Глава 11
Синий пикап миновал крайний подъезд и затормозил напротив невысокого бетонного парапета. Водитель – крупный бородатый мужчина – повернулся к пассажиру, чей высокий чистый лоб пересекла тонкая морщина. Саймон шумно втянул воздух, чихнул от скопившейся в кабине пыли и поморщился. Он мог бы отправить грузчика за вещами одного и не присутствовать лично, но по какой-то причине все же решил поехать.
– Здесь? – Бородач с интересом посмотрел на дом. Нечасто его работодатель посещал трущобы, подобные этой.
Послеполуденное солнце дробилось в пыльных окнах и приоткрытых форточках.
– Да. Пойдем со мной, нужно погрузить сумки.
Синхронно хлопнули дверцы; декоративные пряжки блеснули, когда молодой дизайнер стряхнул невидимые пылинки с рукава модной куртки.
На стук открыли сразу же – наверное, ждали.

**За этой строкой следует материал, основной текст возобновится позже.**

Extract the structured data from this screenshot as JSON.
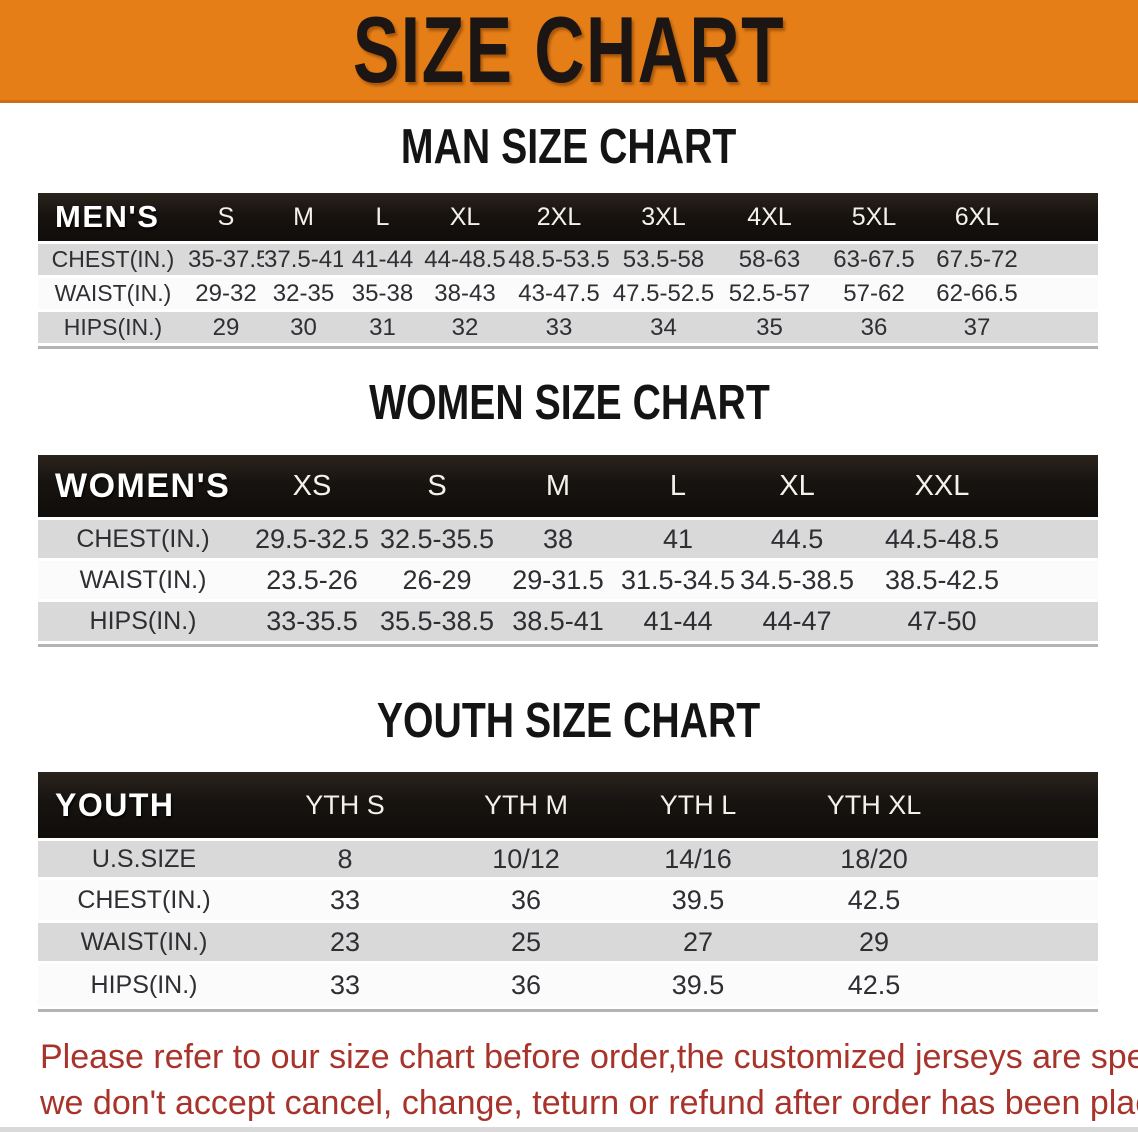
{
  "banner": {
    "title": "SIZE CHART",
    "bg_color": "#E67E17",
    "text_color": "#1B1613"
  },
  "sections": [
    {
      "title": "MAN SIZE CHART",
      "table": {
        "group_label": "MEN'S",
        "size_headers": [
          "S",
          "M",
          "L",
          "XL",
          "2XL",
          "3XL",
          "4XL",
          "5XL",
          "6XL"
        ],
        "rows": [
          {
            "label": "CHEST(IN.)",
            "values": [
              "35-37.5",
              "37.5-41",
              "41-44",
              "44-48.5",
              "48.5-53.5",
              "53.5-58",
              "58-63",
              "63-67.5",
              "67.5-72"
            ]
          },
          {
            "label": "WAIST(IN.)",
            "values": [
              "29-32",
              "32-35",
              "35-38",
              "38-43",
              "43-47.5",
              "47.5-52.5",
              "52.5-57",
              "57-62",
              "62-66.5"
            ]
          },
          {
            "label": "HIPS(IN.)",
            "values": [
              "29",
              "30",
              "31",
              "32",
              "33",
              "34",
              "35",
              "36",
              "37"
            ]
          }
        ]
      }
    },
    {
      "title": "WOMEN SIZE CHART",
      "table": {
        "group_label": "WOMEN'S",
        "size_headers": [
          "XS",
          "S",
          "M",
          "L",
          "XL",
          "XXL"
        ],
        "rows": [
          {
            "label": "CHEST(IN.)",
            "values": [
              "29.5-32.5",
              "32.5-35.5",
              "38",
              "41",
              "44.5",
              "44.5-48.5"
            ]
          },
          {
            "label": "WAIST(IN.)",
            "values": [
              "23.5-26",
              "26-29",
              "29-31.5",
              "31.5-34.5",
              "34.5-38.5",
              "38.5-42.5"
            ]
          },
          {
            "label": "HIPS(IN.)",
            "values": [
              "33-35.5",
              "35.5-38.5",
              "38.5-41",
              "41-44",
              "44-47",
              "47-50"
            ]
          }
        ]
      }
    },
    {
      "title": "YOUTH SIZE CHART",
      "table": {
        "group_label": "YOUTH",
        "size_headers": [
          "YTH S",
          "YTH M",
          "YTH L",
          "YTH XL"
        ],
        "rows": [
          {
            "label": "U.S.SIZE",
            "values": [
              "8",
              "10/12",
              "14/16",
              "18/20"
            ]
          },
          {
            "label": "CHEST(IN.)",
            "values": [
              "33",
              "36",
              "39.5",
              "42.5"
            ]
          },
          {
            "label": "WAIST(IN.)",
            "values": [
              "23",
              "25",
              "27",
              "29"
            ]
          },
          {
            "label": "HIPS(IN.)",
            "values": [
              "33",
              "36",
              "39.5",
              "42.5"
            ]
          }
        ]
      }
    }
  ],
  "disclaimer": {
    "line1": "Please refer to our size chart before order,the customized jerseys are special products,",
    "line2": "we don't accept cancel, change, teturn or refund after order has been placed!",
    "color": "#A8332A"
  }
}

Рыжие волосы, усталое лицо, темные круги под глазами.
– Эй, Мег! Привет-привет! Кофе не предлагать, уже пил!
– Привет, Симми, заходи.
Сумки, аккуратно упакованные и составленные в ряд, ждали у входа. Чистая комната встретила тишиной, лишь скрипнули за спиной дверные петли.
– Неважно выглядишь, подруга… У тебя всё в порядке?
Одетая в бесформенный свитер девушка лишь неопределенно махнула рукой – мол, не спрашивай.
– Вещи-то хоть пригодились?
– Конечно. Они были великолепны… Я всё упаковала. Носила аккуратно, ничего не испортила.
Какое-то время Саймон смотрел на хозяйку квартиры, чувствуя неясную тревогу. Потухший взгляд и полное отсутствие блеска в глазах, будто из них, как и из комнаты, вынесли всё лишнее, убрались на славу.
– Мег, оставь их себе, если хочешь.
– Не хочу. – Она грустно улыбнулась. – Прости.
Худые плечи дернулись, будто одна лишь мысль о хранении недавно носимых ею же вещей вызывала отвращение. Саймон хотел было пошутить, съязвить о том, что тряпки оказались недостаточно хороши даже для того, чтобы быть принятыми в дар, но почему-то промолчал, сдержался, полагаясь на интуицию.
Сзади запыхтел, перетаптываясь на пороге, водитель:
– Уносить?
– Да, уноси. Мег, точно не хочешь что-нибудь оставить? Соседи обзавидуются!
Еще одна грустная улыбка из разряда «они уже и так обзавидовались, хватит».
– Не хочу.
– Ладно, понял. Грузи в машину, – бросил Саймон водителю и подвинулся в сторону, освободив тому доступ к сумкам. А после снова удивился неестественной чистоте крохотной комнаты: ни пыли, ни крошек на столе, вымытый пол, идеально ровно застеленная кровать. Взгляд случайно наткнулся на лежащую у подушки мягкую игрушку. – Э-э-эй! Ты тоже ходила на ярмарку? А я так и не смог попасть по мишеням! Всё мазал и мазал, двадцать баксов просадил, представляешь?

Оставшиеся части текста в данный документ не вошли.